Stadhuisplein, Leiden
1941-42
in de hal vóór de Burgerzaal:
a. windroos
b. bloemranken
2 liggende en 2 staande vrouwenfiguren met de letters N, Z, O, W
marmer uit de Pyreneeën (fond) / Carrarisch marmer (figuren), 180 cm (diameter geheel),
ca. 30/35 cm (figuren)
Tegen de linkerwand van de hal vóór de Burgerzaal van het Leidse stadhuis is een marmeren windroos van Hildo Krop geplaatst. De vier hoofdwindrichtingen zijn gesymboliseerd door vrouwenfiguren, waarbij het noorden de Poolster in de hand draagt. De lampjes staan in verbinding met een windvaan op de stadhuistoren en geven de actuele windrichting aan. De windroos is een geschenk van A. de Koster, directeur van meelfabriek De Sleutels te Leiden.
De gipsen modellen bevinden zich in de collectie van het Hildo Krop Museum.
b. bloemranken
smeedijzer
In het plafond van deze hal zijn de glazen cassetten van het tongewelf voorzien van smeedijzeren bloemranken, ontworpen door Hildo Krop.
Het Hildo Krop Museum bezit een houten reliëf, afkomstig uit het atelier van Krop, met dit ontwerp. Dit houten blokje is gebruikt als stempel, waarschijnlijk om het repeterende effect te kunnen beoordelen.
(Zie ook in dit verband de schaal ‘De Blanken / Krop’, waar dezelfde bloemranken terug te vinden zijn).
Aan het exterieur van het Leidse stadhuis is ook werk van Krop te vinden, met name aan de hoofdentree aan het Stadhuisplein (B 101).
bron: het Stadhuis van Leiden, Jan Dröge, 2001
Stadhuisplein, Leiden
1936-39
a. ingangsomlijsting, op pilasters:
1. ‘Gezag’
2. ‘Vrijheid’
b. aan pilasters:
1. het beleg van Leiden van 1574:
2. De universiteit
3. land- en tuinbouw
4. handel en nijverheid
c. boven de ingang: 2 leeuwen met wapens van Leiden en Nederland
Franse kalksteen op plint van graniet, 530 cm (zonder plint)
architect: C.J. Blaauw
In de nacht van maandag 11 op dinsdag 12 februari 1929 ging het stadhuis van Leiden in vlammen op. Een geblakerde ruïne bestaande uit de restanten van muren met daartussen deels verbrande balken bleef over. Van de toren, waarvan de spits ongeveer een uur na het uitbreken van de brand was ingestort, stond alleen de vierkante romp nog overeind.

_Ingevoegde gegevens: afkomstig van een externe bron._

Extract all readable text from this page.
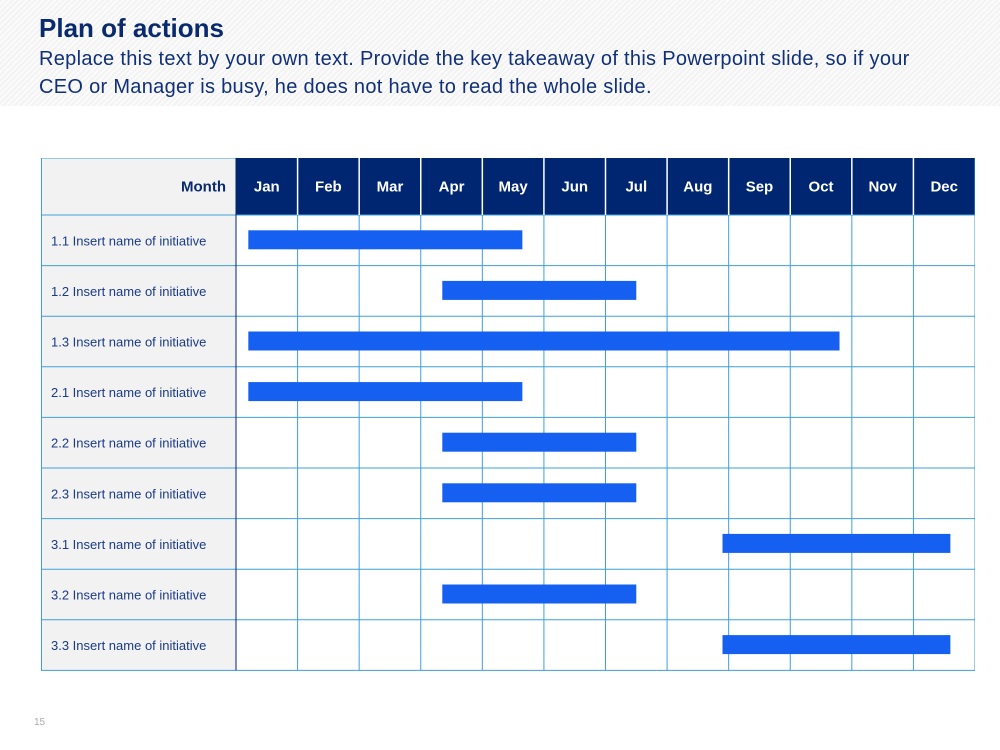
Plan of actions

Replace this text by your own text. Provide the key takeaway of this Powerpoint slide, so if your CEO or Manager is busy, he does not have to read the whole slide.

Month Jan Feb Mar Apr May Jun Jul Aug Sep Oct Nov Dec
1.1 Insert name of initiative
1.2 Insert name of initiative
1.3 Insert name of initiative
2.1 Insert name of initiative
2.2 Insert name of initiative
2.3 Insert name of initiative
3.1 Insert name of initiative
3.2 Insert name of initiative
3.3 Insert name of initiative
15
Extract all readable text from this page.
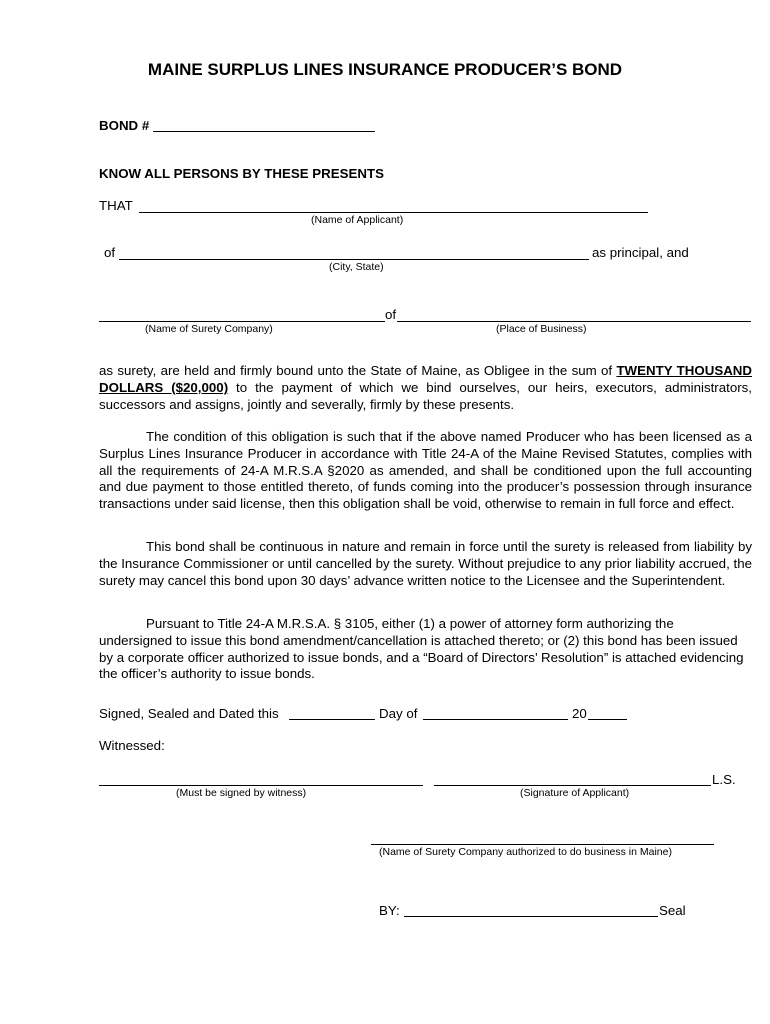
MAINE SURPLUS LINES INSURANCE PRODUCER’S BOND
BOND #
KNOW ALL PERSONS BY THESE PRESENTS
THAT
(Name of Applicant)
of	as principal, and
(City, State)
of
(Name of Surety Company)	(Place of Business)
as surety, are held and firmly bound unto the State of Maine, as Obligee in the sum of TWENTY THOUSAND DOLLARS ($20,000) to the payment of which we bind ourselves, our heirs, executors, administrators, successors and assigns, jointly and severally, firmly by these presents.
The condition of this obligation is such that if the above named Producer who has been licensed as a Surplus Lines Insurance Producer in accordance with Title 24-A of the Maine Revised Statutes, complies with all the requirements of 24-A M.R.S.A §2020 as amended, and shall be conditioned upon the full accounting and due payment to those entitled thereto, of funds coming into the producer’s possession through insurance transactions under said license, then this obligation shall be void, otherwise to remain in full force and effect.
This bond shall be continuous in nature and remain in force until the surety is released from liability by the Insurance Commissioner or until cancelled by the surety. Without prejudice to any prior liability accrued, the surety may cancel this bond upon 30 days’ advance written notice to the Licensee and the Superintendent.
Pursuant to Title 24-A M.R.S.A. § 3105, either (1) a power of attorney form authorizing the undersigned to issue this bond amendment/cancellation is attached thereto; or (2) this bond has been issued by a corporate officer authorized to issue bonds, and a “Board of Directors’ Resolution” is attached evidencing the officer’s authority to issue bonds.
Signed, Sealed and Dated this	Day of	20
Witnessed:
L.S.
(Must be signed by witness)	(Signature of Applicant)
(Name of Surety Company authorized to do business in Maine)
BY:	Seal
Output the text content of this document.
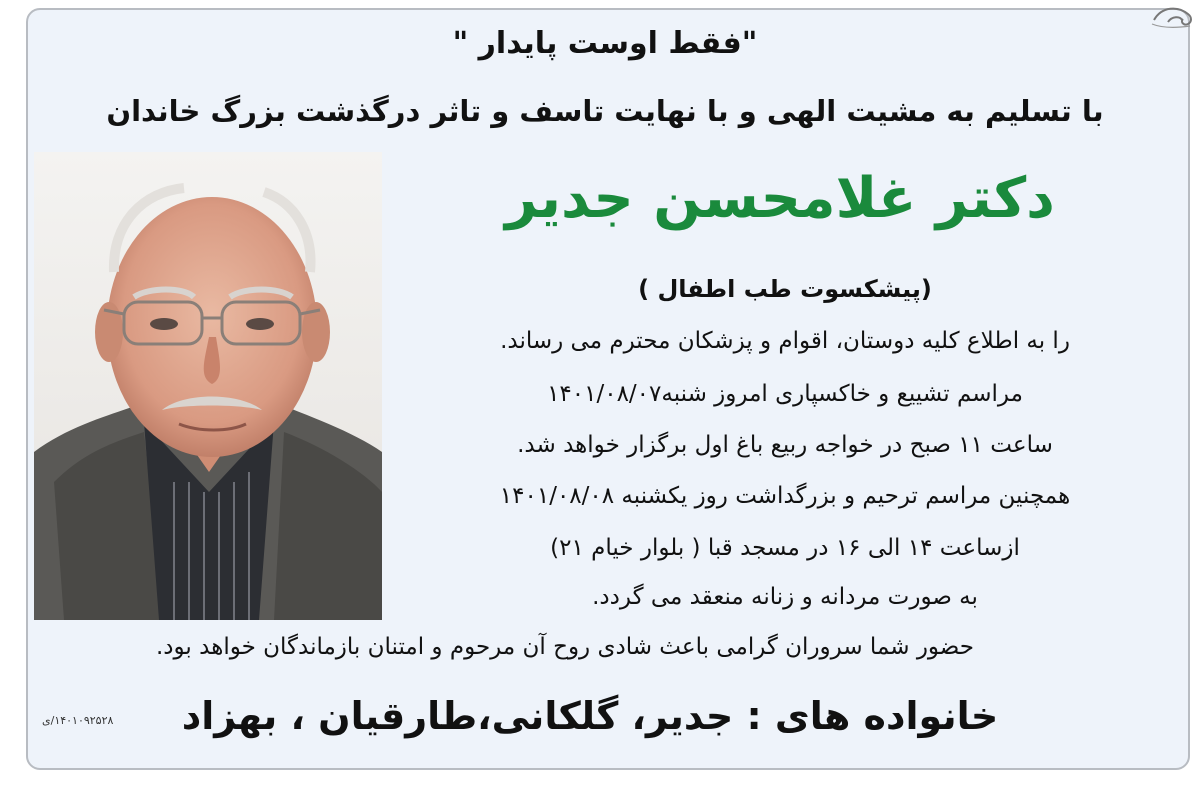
"فقط اوست پایدار "
با تسلیم به مشیت الهی و با نهایت تاسف و تاثر درگذشت بزرگ خاندان
دکتر غلامحسن جدیر
(پیشکسوت طب اطفال )
را به اطلاع کلیه دوستان، اقوام و پزشکان محترم می رساند.
مراسم تشییع و خاکسپاری امروز شنبه۱۴۰۱/۰۸/۰۷
ساعت ۱۱ صبح در خواجه ربیع باغ اول برگزار خواهد شد.
همچنین مراسم ترحیم و بزرگداشت روز یکشنبه ۱۴۰۱/۰۸/۰۸
ازساعت ۱۴ الی ۱۶ در مسجد قبا ( بلوار خیام ۲۱)
به صورت مردانه و زنانه منعقد می گردد.
حضور شما سروران گرامی باعث شادی روح آن مرحوم و امتنان بازماندگان خواهد بود.
۱۴۰۱۰۹۲۵۲۸/ی	خانواده های : جدیر، گلکانی،طارقیان ، بهزاد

In juli 1934 kreeg de architect C.J. Blaauw de opdracht het stadhuis te herbouwen. Veel Nederlandse kunstenaars hebben een aandeel geleverd bij de bouw van dit nieuwe stadhuis. Naast Hildo Krop, o.a. de beeldhouwers Johan Polet, Frits van Hall en Mari Andriessen.
De hoofdentree aan het Stadhuisplein bevindt zicht op de kop van het bouwdeel dat aanvankelijk bekend stond als de Administratie(ve) vleugel. Aan weerszijden van de entree bevinden zich zware pilasters met bekroningen van Hildo Krop. De linker laat een mannenfiguur zien als symbool van het Gezag en de rechter een vrouwenfiguur als personificatie van de Vrijheid. Ook de rest van de versiering van dit entree is van de hand van Krop: de linkerkant van de linker pilaster herinnert aan het Leidse beleg: onder het beeldje van burgemeester Pieter Adriaensz van der Werf zien we krijgstuig zoals trommels, geschut, helm met pistolen, voetboog en schanskorven. Rechts is de Leidse Universiteit gesymboliseerd met de voorstellingen van de vijf oorspronkelijke faculteiten: Wijsbegeerte, Wiskunde, Medicijnen, Rechten en Theologie. Deze staan onder de figuur van de bekende medicus en hoogleraar Hermanus Boerhaave. De rechter pilaster heeft links voorstellingen ontleend aan de Land- en Tuinbouw met bovenaan een boerenvrouw en daaronder land- en tuinbouwproducten zoals fruit, mais en granen. Aan de rechterzijde zien we Handel en Nijverheid: een fabrieksarbeider met daaronder dynamo, drukpers, ploeg, weefgetouw en de staf van Mercurius. De ingang zelf wordt afgedekt met het Leidse stadswapen en het Rijkswapen geflankeerd door twee leeuwen.
Voor het interieur van het stadhuis maakte Krop o.a. ook een marmeren windroos (B 115).